We could now begin to relate to our inner experience as if it was an intelligent part of us with its own thoughts and feelings that might be trying or willing to communicate with us. We could ask the pain a question, such as, ‘Is there something that you’d like me to know?’ and then sit back and be open to an answer.
What comes could be similar to the flow of relevant emotional experience that was initiated with Somatic Focusing. The difference here with IFS is that we’re actively dialoguing with our internal experience.
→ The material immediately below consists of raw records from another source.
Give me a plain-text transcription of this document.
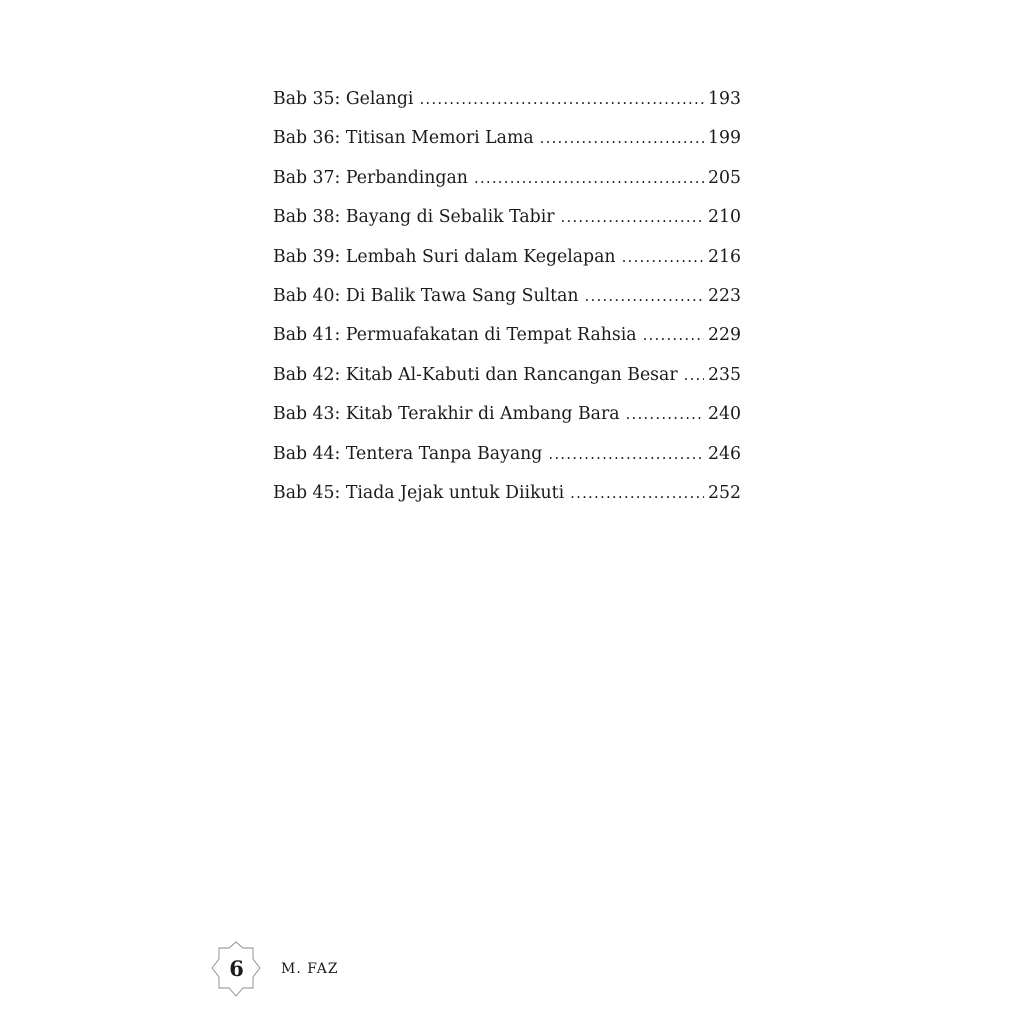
Bab 35: Gelangi .....	193
Bab 36: Titisan Memori Lama .....	199
Bab 37: Perbandingan .....	205
Bab 38: Bayang di Sebalik Tabir .....	210
Bab 39: Lembah Suri dalam Kegelapan .....	216
Bab 40: Di Balik Tawa Sang Sultan .....	223
Bab 41: Permuafakatan di Tempat Rahsia .....	229
Bab 42: Kitab Al-Kabuti dan Rancangan Besar ..... 235
Bab 43: Kitab Terakhir di Ambang Bara .....	240
Bab 44: Tentera Tanpa Bayang .....	246
Bab 45: Tiada Jejak untuk Diikuti .....	252
6	M. FAZ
In my experience, these two processes are closely related. You can use the tool that works best for you in any given circumstance.
Number Four – Open Focus is another awareness-based process that was developed by neurofeedback pioneer Les Fehmi, Ph.D. He showed that when we notice sensations in the body, or more precisely when we notice the body as sensations experienced in bodily space, the brain changes dramatically and so does our potential for relief from physical or emotional pain.
Open Focus puts even more emphasis on how intimately we can notice bodily felt experience. Noticing our body as sensations or energy, as opposed to a physical thing, creates more neurological order and more potential for change. In Open Focus, we become aware of physical or emotional feelings as sensations experienced in bodily space.
Here’s an example of an Open Focus session. Let’s go back to our golf ball experience. The golf ball aspect of our pain was vibrating. Actually, everything vibrates. All tissue, cells. and molecules are composed of fields of vibrating atoms … that aren’t even material things. So now we’re using a perceptual mode, open focus, that allows the very nature of ‘things’ to become more fluid and changeable.
In this altered neurological state both physical pain and emotional pain become more fluid-like, more pliable, and ultimately more transformable.
All of the above orientations put an emphasis on sensing bodily felt experience directly, rather than thinking alone. There’s nothing innately wrong with thinking, but thinking can become dangerous when it’s divorced from the wisdom of the body.
Said another way, thinking works best when the whole brain is used, you know, both left and right hemispheres. These bodily-oriented processes appear to be more right-brain related and therefore bring balance to left hemisphere thinking. Whole brain thinking is probably an even better description.